The original “Thanksgiving” trailer was made to look cheap, weathered and heavy on sexism. Those factors are entirely gone from the adaptation.
The film’s glossy look, elaborate effects and stunts and lack of teen exploitation make this nothing like the stuck-in-the-1980s vision the trailer offered.
Instead, we have a razor-sharp satire of American consumerism (the crass, impressively staged opening set piece is riveting), a whodunit and ensemble teen horror movie that is intermittently jolted by Roth’s tendency to go farther than expected.
Roth hates his teen characters as much as we do – note how one of the most annoying of the bunch declares his need for a cell phone battery because, in his words, “How else am I going to text during the movie?”
As in many slasher films, I rooted for the killer to rid the world of these irritating cretins.
The best acting comes from the adults, starting with a great turn by Patrick Dempsey.

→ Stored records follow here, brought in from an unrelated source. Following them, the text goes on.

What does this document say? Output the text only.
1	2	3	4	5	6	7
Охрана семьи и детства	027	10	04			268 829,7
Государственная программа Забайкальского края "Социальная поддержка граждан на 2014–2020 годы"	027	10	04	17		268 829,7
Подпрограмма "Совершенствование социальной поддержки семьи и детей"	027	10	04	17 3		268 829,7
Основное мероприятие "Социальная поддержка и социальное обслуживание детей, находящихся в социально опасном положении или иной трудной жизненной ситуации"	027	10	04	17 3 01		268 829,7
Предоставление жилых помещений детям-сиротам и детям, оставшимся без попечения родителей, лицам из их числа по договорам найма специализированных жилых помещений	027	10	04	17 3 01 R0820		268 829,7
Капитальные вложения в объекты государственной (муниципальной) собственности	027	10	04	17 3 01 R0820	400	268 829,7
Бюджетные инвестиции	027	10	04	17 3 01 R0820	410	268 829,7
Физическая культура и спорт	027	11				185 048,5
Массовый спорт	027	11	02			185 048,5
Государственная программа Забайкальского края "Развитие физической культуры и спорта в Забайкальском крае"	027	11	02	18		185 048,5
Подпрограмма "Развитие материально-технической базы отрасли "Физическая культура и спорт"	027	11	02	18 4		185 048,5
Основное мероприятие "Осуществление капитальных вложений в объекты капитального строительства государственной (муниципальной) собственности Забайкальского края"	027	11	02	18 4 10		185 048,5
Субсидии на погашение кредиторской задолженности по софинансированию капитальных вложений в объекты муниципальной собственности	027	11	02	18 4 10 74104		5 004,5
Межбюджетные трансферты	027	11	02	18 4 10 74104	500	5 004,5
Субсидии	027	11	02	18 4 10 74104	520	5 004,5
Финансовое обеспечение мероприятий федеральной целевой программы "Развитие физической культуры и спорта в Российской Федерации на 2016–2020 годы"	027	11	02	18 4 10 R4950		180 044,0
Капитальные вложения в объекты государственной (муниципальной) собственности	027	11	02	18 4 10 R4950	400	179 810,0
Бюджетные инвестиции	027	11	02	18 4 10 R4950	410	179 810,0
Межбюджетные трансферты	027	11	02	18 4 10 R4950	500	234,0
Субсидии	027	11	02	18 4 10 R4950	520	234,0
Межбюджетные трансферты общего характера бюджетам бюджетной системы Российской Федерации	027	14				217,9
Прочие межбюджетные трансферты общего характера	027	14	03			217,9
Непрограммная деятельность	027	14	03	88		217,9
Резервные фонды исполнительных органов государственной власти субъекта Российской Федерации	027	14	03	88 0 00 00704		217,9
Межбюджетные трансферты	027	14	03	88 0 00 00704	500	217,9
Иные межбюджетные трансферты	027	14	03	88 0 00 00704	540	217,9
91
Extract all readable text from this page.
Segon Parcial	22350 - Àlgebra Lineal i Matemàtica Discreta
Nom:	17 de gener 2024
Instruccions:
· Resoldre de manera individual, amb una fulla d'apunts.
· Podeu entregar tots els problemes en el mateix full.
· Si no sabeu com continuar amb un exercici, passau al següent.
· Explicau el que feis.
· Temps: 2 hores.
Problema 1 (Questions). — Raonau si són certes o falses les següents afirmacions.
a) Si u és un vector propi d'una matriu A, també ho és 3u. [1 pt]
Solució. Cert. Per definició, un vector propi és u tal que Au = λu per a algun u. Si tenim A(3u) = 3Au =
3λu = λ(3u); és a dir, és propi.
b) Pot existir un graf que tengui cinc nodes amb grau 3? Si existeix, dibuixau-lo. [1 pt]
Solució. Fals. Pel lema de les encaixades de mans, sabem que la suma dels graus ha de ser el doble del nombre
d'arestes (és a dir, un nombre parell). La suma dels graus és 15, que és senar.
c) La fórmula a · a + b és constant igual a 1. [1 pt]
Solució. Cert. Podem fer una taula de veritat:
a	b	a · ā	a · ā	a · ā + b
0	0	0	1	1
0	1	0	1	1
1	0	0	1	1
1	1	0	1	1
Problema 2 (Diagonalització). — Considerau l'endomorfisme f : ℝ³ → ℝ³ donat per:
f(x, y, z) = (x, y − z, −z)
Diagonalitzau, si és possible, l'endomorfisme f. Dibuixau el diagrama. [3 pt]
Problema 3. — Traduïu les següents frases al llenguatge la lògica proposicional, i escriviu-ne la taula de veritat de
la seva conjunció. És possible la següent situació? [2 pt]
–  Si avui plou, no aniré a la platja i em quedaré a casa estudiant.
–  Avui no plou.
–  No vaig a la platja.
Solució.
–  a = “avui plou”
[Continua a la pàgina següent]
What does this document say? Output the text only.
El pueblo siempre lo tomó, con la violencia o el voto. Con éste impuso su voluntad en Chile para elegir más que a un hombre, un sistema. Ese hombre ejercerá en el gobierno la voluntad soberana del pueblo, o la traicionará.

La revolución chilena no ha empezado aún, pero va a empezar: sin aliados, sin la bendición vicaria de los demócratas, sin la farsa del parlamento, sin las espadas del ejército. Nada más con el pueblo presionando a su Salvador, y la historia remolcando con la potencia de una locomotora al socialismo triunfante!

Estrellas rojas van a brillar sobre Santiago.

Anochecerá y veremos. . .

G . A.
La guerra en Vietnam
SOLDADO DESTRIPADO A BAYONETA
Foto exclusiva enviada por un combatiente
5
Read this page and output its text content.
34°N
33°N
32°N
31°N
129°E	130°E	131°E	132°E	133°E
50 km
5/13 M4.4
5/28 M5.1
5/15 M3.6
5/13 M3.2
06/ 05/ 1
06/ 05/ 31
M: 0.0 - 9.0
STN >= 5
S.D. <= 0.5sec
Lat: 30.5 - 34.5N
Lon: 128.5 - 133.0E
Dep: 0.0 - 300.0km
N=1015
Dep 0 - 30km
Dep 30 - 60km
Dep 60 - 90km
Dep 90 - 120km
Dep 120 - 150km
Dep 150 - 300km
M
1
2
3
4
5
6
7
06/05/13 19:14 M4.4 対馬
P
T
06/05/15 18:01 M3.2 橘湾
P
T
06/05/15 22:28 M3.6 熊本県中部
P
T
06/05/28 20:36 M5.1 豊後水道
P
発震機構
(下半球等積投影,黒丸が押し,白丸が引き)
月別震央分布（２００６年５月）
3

The “Can’t Buy Me Love” alum brings a nerdy quality to his town sheriff. There’s also the scene-stealing Rick Hoffman, sporting an awesome mustache and Karen Cliche, whose third-act scene is arguably the most unforgettable.
Roth has made several films that aimed to be the sort of taboo-pushing, should-I-even-watch-this curiosity item one could find in a mom n’ pop video store. His prior horror films (namely the first two “Hostel” entries” and “The Green Inferno”) aimed to go “too far” and garner notoriety in an overly self-conscious manner.
Here, because “Thanksgiving” is beautifully shot and has the polish of a studio film, the horror hits much harder. It seems like Roth has already topped himself but clearly is just setting up another freak show shocker.
At press time, Roth has announced that a “Thanksgiving” sequel will be out by fall of 2025. I wish him well and suspect this film’s cult following will only enhance anticipation for the follow-up. Nevertheless, I wish he would quit while he was ahead.
Roth has seemingly covered his bases and given this everything he’s got (not to mention covered every Thanksgiving-related murder possible).
“Thanksgiving” toggles between being knowingly goofy and genuinely disturbing, somehow both amusingly campy, and actually horrifying, sometimes at the same moment. No matter you slice it, Roth has carved us a new holiday classic.